Grape berry physiology
A grape berry dissected. The more seeds, the bigger the berry and the longer it takes to reach maturity.
From a physiology point of view, the sole purpose of the grape is to produce seed and get it out in the environment for germination, says Washington State University viticulturist Dr. Markus Keller. Grapes are mature when the seeds are able to germinate, not when the berries reach a particular Brix or sugar level.

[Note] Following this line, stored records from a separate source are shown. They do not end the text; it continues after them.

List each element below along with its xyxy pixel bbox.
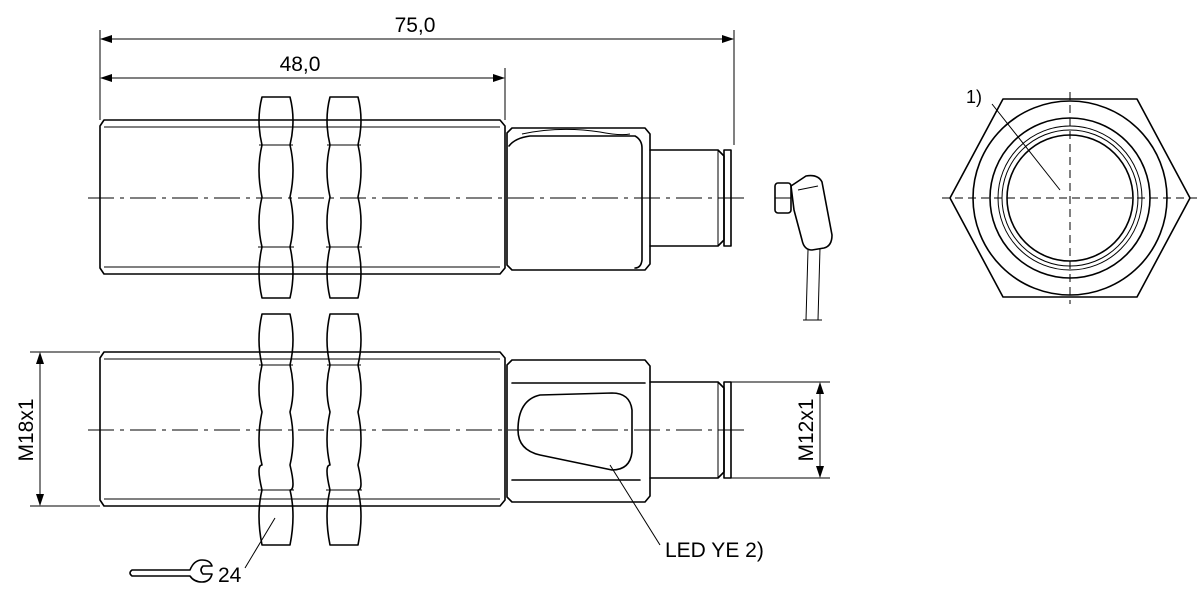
overall-length-label: 75,0: [395, 14, 436, 37]
angled-connector-plug: [774, 174, 833, 321]
connector-thread-label: M12x1: [795, 398, 818, 461]
wrench-icon: [129, 559, 213, 583]
note-1-label: 1): [966, 87, 982, 107]
housing-thread-label: M18x1: [15, 398, 38, 461]
wrench-size-annotation: 24: [129, 517, 276, 587]
sensor-end-view: 1): [942, 87, 1198, 304]
wrench-size-label: 24: [218, 564, 242, 587]
overall-length-dimension: 75,0: [99, 14, 735, 145]
led-label: LED YE 2): [665, 539, 764, 562]
sensor-side-view-top: [88, 96, 748, 299]
led-leader: LED YE 2): [609, 464, 764, 562]
housing-thread-dimension: M18x1: [15, 351, 100, 507]
thread-length-label: 48,0: [280, 53, 321, 76]
connector-thread-dimension: M12x1: [731, 381, 830, 479]
sensor-side-view-bottom: [88, 313, 748, 546]
thread-length-dimension: 48,0: [100, 53, 506, 120]
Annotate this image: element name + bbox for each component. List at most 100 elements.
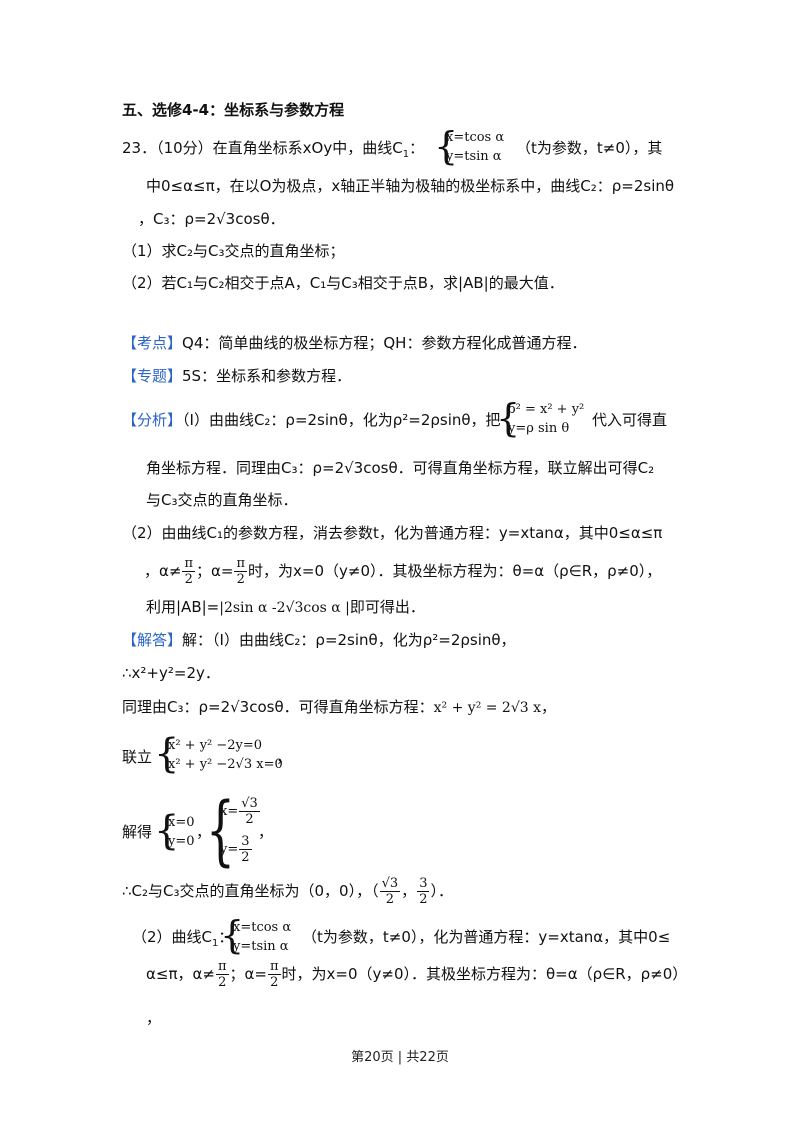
c1-x-eq: x=tcos α	[446, 130, 505, 145]
question-line-1: 23．（10分）在直角坐标系xOy中，曲线C1：	[122, 139, 425, 160]
fenxi-line-4: （2）由曲线C₁的参数方程，消去参数t，化为普通方程：y=xtanα，其中0≤α…	[122, 524, 663, 542]
sol-end: ，	[258, 823, 274, 841]
brace-sol-1: {	[154, 808, 180, 854]
frac-den: 2	[419, 892, 428, 907]
fenxi-line-6: 利用|AB|=|2sin α -2√3cos α |即可得出．	[146, 597, 425, 618]
frac-num: 3	[417, 876, 430, 892]
jieda-text-1: 解：（I）由曲线C₂：ρ=2sinθ，化为ρ²=2ρsinθ，	[182, 631, 516, 649]
fenxi-line-2: 角坐标方程．同理由C₃：ρ=2√3cosθ．可得直角坐标方程，联立解出可得C₂	[146, 459, 655, 477]
frac-num: √3	[379, 876, 401, 892]
frac-num: π	[267, 959, 281, 975]
fenxi-l6-b: 即可得出．	[349, 598, 425, 616]
kaodian-line: 【考点】Q4：简单曲线的极坐标方程；QH：参数方程化成普通方程．	[122, 333, 586, 353]
brace-lianli: {	[154, 731, 180, 777]
question-line-3: ，C₃：ρ=2√3cosθ．	[138, 210, 285, 228]
sol1-x: x=0	[168, 815, 195, 830]
page-footer: 第20页 | 共22页	[351, 1050, 449, 1065]
frac-den: 2	[184, 572, 193, 587]
c1-param-system-2: x=tcos α y=tsin α	[233, 918, 291, 956]
lianli-label: 联立	[122, 748, 153, 766]
brace-fenxi: {	[496, 396, 521, 440]
jieda-l10-b: ；α=	[229, 965, 267, 983]
fenxi-text-1: （I）由曲线C₂：ρ=2sinθ，化为ρ²=2ρsinθ，把	[182, 411, 501, 429]
frac-num: π	[234, 556, 248, 572]
sol-separator: ，	[196, 823, 212, 841]
abs-expression: |2sin α -2√3cos α |	[219, 600, 350, 616]
section-title: 五、选修4-4：坐标系与参数方程	[122, 101, 345, 119]
frac-den: 2	[236, 572, 245, 587]
fenxi-sys-eq-1: ρ² = x² + y²	[508, 402, 585, 417]
fenxi-l6-a: 利用|AB|=	[146, 598, 220, 616]
fenxi-polar-system: ρ² = x² + y² y=ρ sin θ	[508, 400, 584, 438]
jiede-label: 解得	[122, 823, 153, 841]
fenxi-line-1-end: 代入可得直	[592, 411, 668, 429]
frac-den: 2	[270, 975, 279, 990]
lianli-eq-1: x² + y² −2y=0	[168, 738, 263, 753]
kaodian-tag: 【考点】	[122, 334, 183, 352]
jieda-line-3: 同理由C₃：ρ=2√3cosθ．可得直角坐标方程：x² + y² = 2√3 x…	[122, 697, 556, 718]
brace-c1-2: {	[220, 913, 245, 957]
frac-den: 2	[241, 849, 250, 865]
zhuanti-line: 【专题】5S：坐标系和参数方程．	[122, 366, 351, 386]
fenxi-line-3: 与C₃交点的直角坐标．	[146, 491, 298, 509]
jieda-line-1: 【解答】解：（I）由曲线C₂：ρ=2sinθ，化为ρ²=2ρsinθ，	[122, 630, 516, 650]
frac-num: π	[182, 556, 196, 572]
jieda-l9-a: （2）曲线C	[132, 928, 213, 946]
kaodian-text: Q4：简单曲线的极坐标方程；QH：参数方程化成普通方程．	[182, 334, 587, 352]
frac-num: 3	[239, 833, 252, 850]
brace-sol-2: {	[206, 785, 236, 874]
frac-den: 2	[245, 811, 254, 827]
fenxi-l5-a: ，α≠	[144, 562, 182, 580]
frac-num: √3	[239, 795, 260, 812]
zhuanti-tag: 【专题】	[122, 367, 183, 385]
lianli-end: ，	[276, 748, 292, 766]
jieda-l8-a: ∴C₂与C₃交点的直角坐标为（0，0），（	[122, 882, 379, 900]
c3-cartesian-eq: x² + y² = 2√3 x	[433, 700, 542, 716]
jieda-line-9-end: （t为参数，t≠0），化为普通方程：y=xtanα，其中0≤	[302, 928, 671, 946]
lianli-eq-2: x² + y² −2√3 x=0	[168, 757, 283, 772]
jieda-l10-a: α≤π，α≠	[146, 965, 215, 983]
jieda-l3-a: 同理由C₃：ρ=2√3cosθ．可得直角坐标方程：	[122, 698, 434, 716]
sol2-y-lhs: y=	[220, 841, 239, 857]
zhuanti-text: 5S：坐标系和参数方程．	[182, 367, 352, 385]
fenxi-sys-eq-2: y=ρ sin θ	[508, 421, 570, 436]
jieda-line-2: ∴x²+y²=2y．	[122, 664, 220, 682]
question-line-2: 中0≤α≤π，在以O为极点，x轴正半轴为极轴的极坐标系中，曲线C₂：ρ=2sin…	[146, 177, 675, 195]
fenxi-tag: 【分析】	[122, 411, 183, 429]
lianli-system: x² + y² −2y=0 x² + y² −2√3 x=0	[168, 736, 283, 774]
jieda-l8-b: ）．	[430, 882, 453, 900]
fenxi-l5-b: ；α=	[196, 562, 234, 580]
jieda-line-9: （2）曲线C1：	[132, 928, 234, 949]
question-line-1-end: （t为参数，t≠0），其	[516, 139, 663, 157]
c1-y-eq: y=tsin α	[446, 149, 502, 164]
jieda-l8-sep: ，	[401, 882, 417, 900]
jieda-tag: 【解答】	[122, 631, 183, 649]
fenxi-line-1: 【分析】（I）由曲线C₂：ρ=2sinθ，化为ρ²=2ρsinθ，把	[122, 410, 501, 430]
sol2-x-lhs: x=	[220, 803, 239, 819]
fenxi-l5-c: 时，为x=0（y≠0）．其极坐标方程为：θ=α（ρ∈R，ρ≠0），	[248, 562, 662, 580]
question-intro: 23．（10分）在直角坐标系xOy中，曲线C	[122, 139, 403, 157]
question-part-2: （2）若C₁与C₂相交于点A，C₁与C₃相交于点B，求|AB|的最大值．	[122, 274, 564, 292]
jieda-l10-c: 时，为x=0（y≠0）．其极坐标方程为：θ=α（ρ∈R，ρ≠0）	[281, 965, 688, 983]
sol1-y: y=0	[168, 834, 195, 849]
frac-den: 2	[385, 892, 395, 907]
question-part-1: （1）求C₂与C₃交点的直角坐标；	[122, 242, 345, 260]
jieda-line-11: ，	[146, 1009, 162, 1027]
c1-x-eq-2: x=tcos α	[233, 920, 292, 935]
jieda-l3-b: ，	[541, 698, 557, 716]
c1-y-eq-2: y=tsin α	[233, 939, 289, 954]
frac-den: 2	[218, 975, 227, 990]
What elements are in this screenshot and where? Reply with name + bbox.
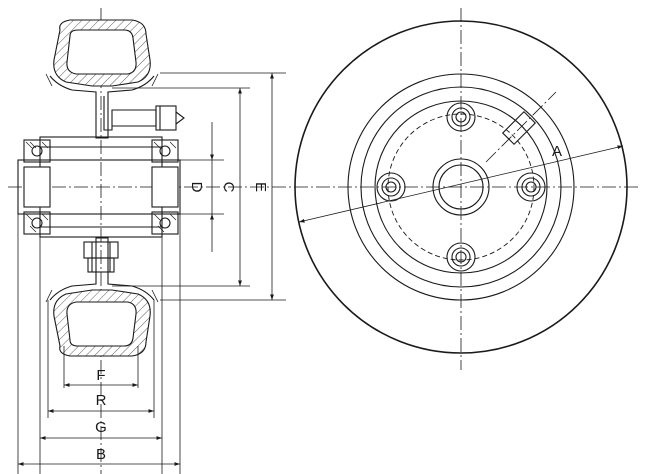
dim-label-E: E: [252, 182, 269, 192]
bearing-right: [151, 139, 179, 235]
dim-label-A: A: [552, 143, 562, 160]
dim-label-D: D: [188, 182, 205, 193]
grease-nipple: [103, 96, 185, 131]
bearing-left: [23, 139, 51, 235]
dim-label-C: C: [220, 182, 237, 193]
tyre-bottom-section: [45, 237, 159, 357]
hub-section: [17, 136, 181, 238]
front-view: A: [294, 8, 628, 370]
dimension-F: F: [63, 367, 138, 387]
tyre-top-section: [45, 19, 159, 139]
dimension-R: R: [48, 392, 154, 413]
dimension-A: A: [298, 143, 624, 223]
dimension-E: E: [252, 73, 274, 300]
dimension-G: G: [40, 419, 162, 440]
section-view: [8, 8, 640, 474]
dimension-B: B: [18, 446, 180, 466]
dimension-D: D: [188, 122, 214, 252]
grease-slot: [485, 91, 557, 163]
dim-label-F: F: [96, 367, 105, 384]
bolt-bottom: [446, 242, 476, 272]
dim-label-R: R: [96, 392, 107, 409]
dim-label-G: G: [95, 419, 107, 436]
dim-label-B: B: [96, 446, 106, 463]
bolt-top: [446, 102, 476, 132]
bolt-nut: [83, 241, 119, 273]
tyre-outer-circle: [294, 20, 628, 354]
dimension-C: C: [220, 88, 242, 286]
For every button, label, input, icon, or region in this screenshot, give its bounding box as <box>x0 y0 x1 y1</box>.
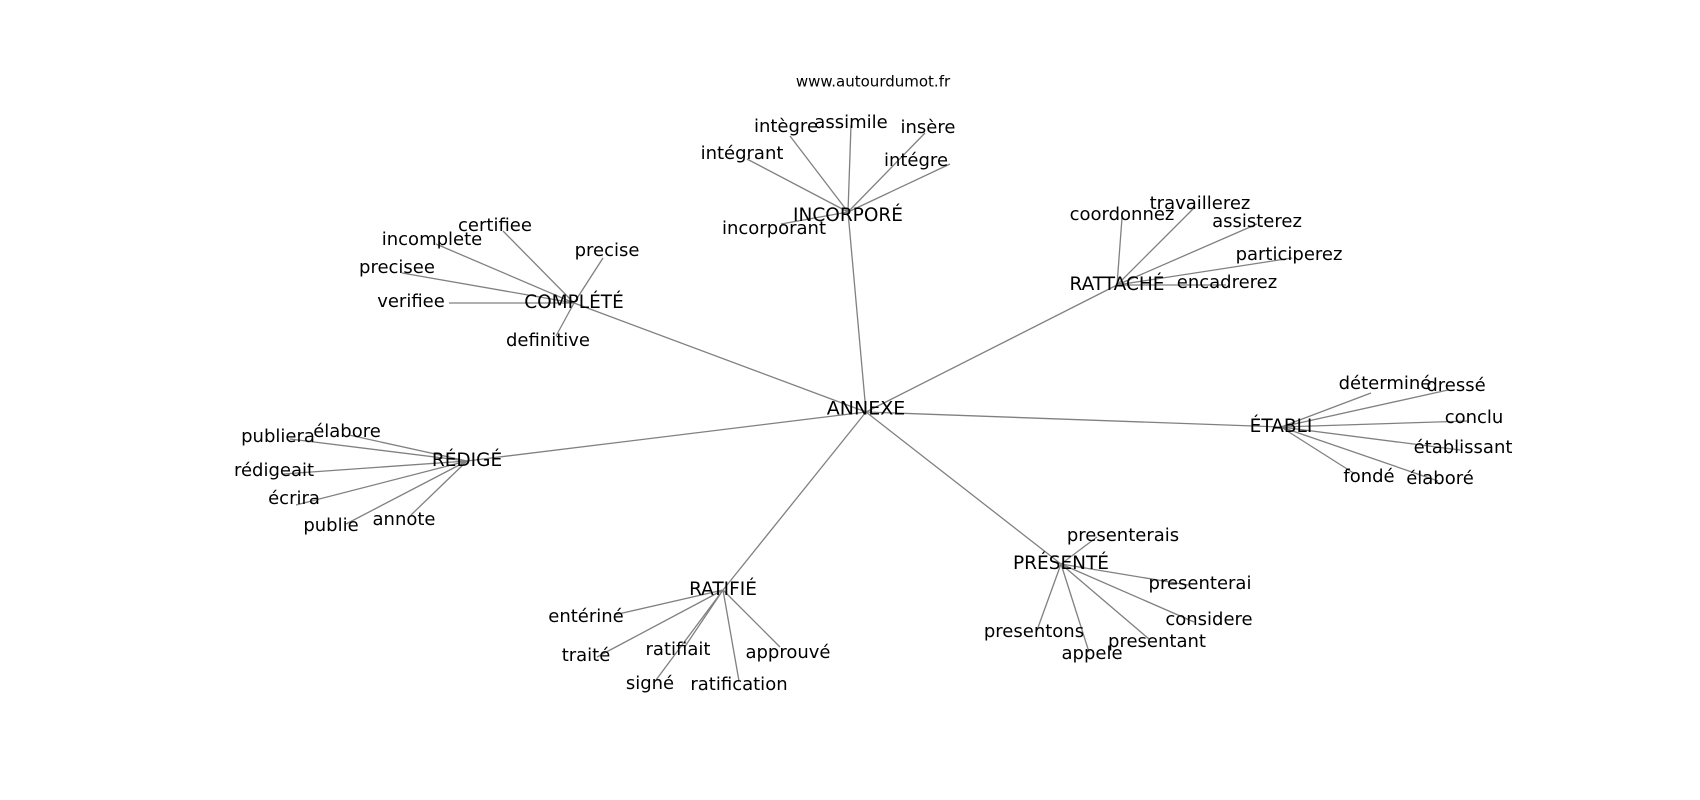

Keller, in highlighting the physiological aspects of grape ripening during a recent grower-winemaker seminar, said that seeds play a key role in grape ripening. Seeds tell the berry when to start accumulating sugars, change color, and they also control the rate of ripening. “Color is the advertising to birds ‘to come and pick me.’ Sugars get the birds to eat the fruit so they will later disperse the seeds for germination.”
Other physiological aspects he suggested growers and winemakers keep in mind as grapes mature include:
Berry composition—Berries are 70 to 80 percent water. It is the skin that limits how much berries can expand, not the irrigation applied late in the season to the grapes. Research conducted by Keller has debunked the myth that late-season irrigation plumps up berry size and dilutes sugars and flavors, a practice that winemakers in the past urged growers to avoid.
Sugar—The maximum sugar level that berries can accumulate is 23 to 25° Brix. Any level above 25° is due to water loss or dehydration by the berry. An increase of two degrees Brix means grapes have lost 10 percent in weight or yield. Fruit dimpling, which indicates dehydration, begins to show when berries have lost 10 percent in weight.
Flavors and aromas—Most flavors and aromas are bound tightly to the glucose inside the berry to prevent volatilization and can’t be smelled when winemakers chew on the berries to gauge ripeness. “You can taste the increases in sugar, you can taste acidity, the change in pH, astringency, and decline in methoxypyrazine (compounds associated with green, vegetal flavors), but you can’t taste or smell aromatic flavors.”
Determining ripeness—Grapes should be sampled frequently once berries change color at veraison. Growers and winemakers should keep a database of the sampling numbers, collecting data from sentinel vines in the vineyard, and refer to such records from year to year to gain knowledge on the vineyard history. And, be prepared for season-to-season variation in berry development due to changing temperatures from each growing season.